Telegram entrega dados sobre grupos neonazistas à PF e evita suspensão do serviço no Brasil
PF vai avaliar se a empresa forneceu informações completas sobre os usuários. Prazo terminava nesta sexta e previa o bloqueio do aplicativo e multa de R$ 100 mil por dia.
O aplicativo de mensagens Telegram entregou nesta sexta-feira (21) à Polícia Federal os dados sobre grupos neonazistas envolvidos em casos de violência em escolas. A entrega cumpriu determinação da Justiça que, na quinta-feira, exigiu os dados em 24 horas sob pena de suspensão do Telegram no país e multa de R$ 100 mil por dia.
Segundo a Polícia Federal, a plataforma foi intimada a entregar os dados depois que a investigação sobre o ataque a uma escola em Aracruz (ES), que deixou quatro pessoas mortas e outras 12 feridas, descobriu a interação do assassino, de 16 anos, com grupos com conteúdos antissemitas na plataforma.
Com isso, a polícia pediu que a plataforma entregasse os dados dos integrantes e organizadores dos grupos.
A empresa cumpriu a determinação, mas reverter a suspensão do serviço depende da avaliação da polícia sobre se os dados atendem aos pedidos da investigação.
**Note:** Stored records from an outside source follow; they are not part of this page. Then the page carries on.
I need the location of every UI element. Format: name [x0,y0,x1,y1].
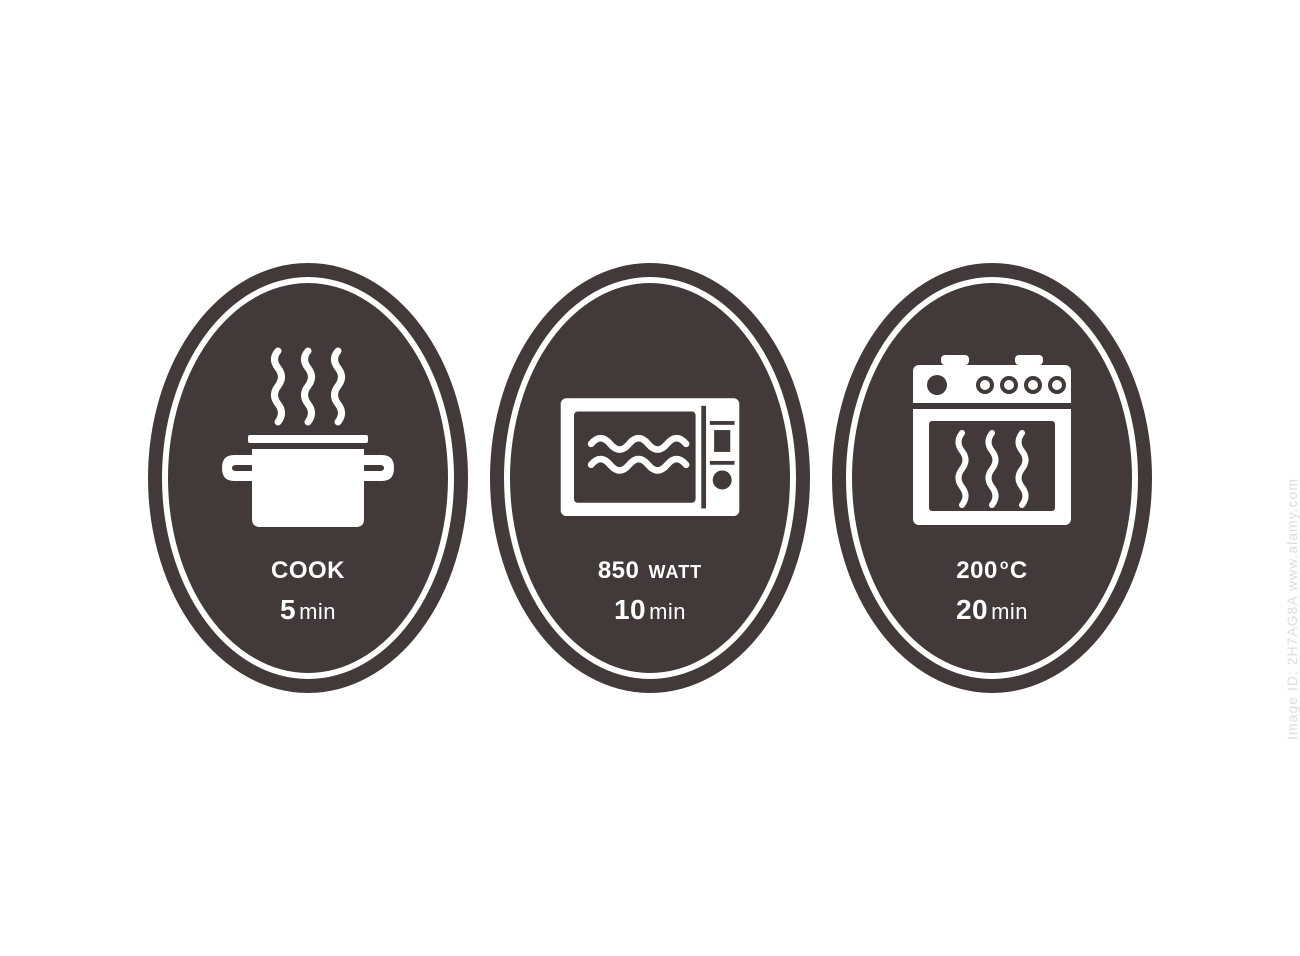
line2-value: 5 [280,594,296,625]
microwave-icon [555,345,745,535]
badge-stovetop: COOK 5min [148,263,468,693]
badge-text: 200oC 20min [956,555,1028,629]
line1-unit: WATT [649,562,703,582]
badge-oven: 200oC 20min [832,263,1152,693]
line1-main: COOK [271,557,345,584]
pot-icon [213,345,403,535]
badge-text: 850 WATT 10min [598,555,702,629]
line2-unit: min [649,599,686,624]
line1: COOK [271,555,345,587]
line1-main: 200 [956,557,998,584]
line2-value: 20 [956,594,988,625]
badge-inner: 200oC 20min [852,283,1132,673]
watermark-side: Image ID: 2H7AG8A www.alamy.com [1284,478,1300,740]
line2-value: 10 [614,594,646,625]
badge-inner: COOK 5min [168,283,448,673]
line1-suffix: C [1010,557,1028,584]
line1: 200oC [956,555,1028,587]
line2-unit: min [299,599,336,624]
line2-unit: min [991,599,1028,624]
line1-main: 850 [598,557,640,584]
badge-text: COOK 5min [271,555,345,629]
line1: 850 WATT [598,555,702,587]
line2: 10min [598,591,702,629]
stage: alamy [0,0,1300,956]
oven-icon [897,345,1087,535]
line2: 20min [956,591,1028,629]
badge-inner: 850 WATT 10min [510,283,790,673]
degree-symbol: o [1000,556,1009,572]
badge-microwave: 850 WATT 10min [490,263,810,693]
badges-row: COOK 5min [148,263,1152,693]
line2: 5min [271,591,345,629]
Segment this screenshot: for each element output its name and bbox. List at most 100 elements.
A análise deve ser feita apenas na segunda-feira (24).
A reportagem acionou o Telegram, mas aguardava o retorno até a publicação.
Grupos extremistas
O Ministério da Justiça havia adiantado que investigações apontavam o envolvimento de grupos neonazistas em casos de violência em escolas. Em 6 de abril, o titular da pasta, Flávio Dino, determinou a investigação de células que fazem apologia ao nazismo.
No dia 13 de abril, em uma coletiva de imprensa, Dino citou que investigações encontraram grupos em São Paulo e Goiás que estariam recrutando adolescentes no Maranhão.
Um dos alvos foi um adolescente em Monte Mor, no interior de São Paulo. Após a denúncia dos adolescentes no Maranhão, a polícia conseguiu rastrear as mensagens e identificou o adolescente. Com ele, foram apreendidos diversos objetos nazistas, além de uma réplica de arma de fogo.
Ao longo da última semana, a polícia tem feito operações e tem como alvo adolescentes e adultos identificados a partir de rastreamentos nas redes sociais. No Piauí, um adoelscente rastreado a partir de grupos nazistas nas redes sociais pelo Ministério da Justiça foi encontrado com símbolos nazistas e uma faca. No Rio Grande do Sul, outro adolescente foi apreendido com símbolos nazistas depois de ser rastreado em grupos de discurso de ódio pelas redes sociais.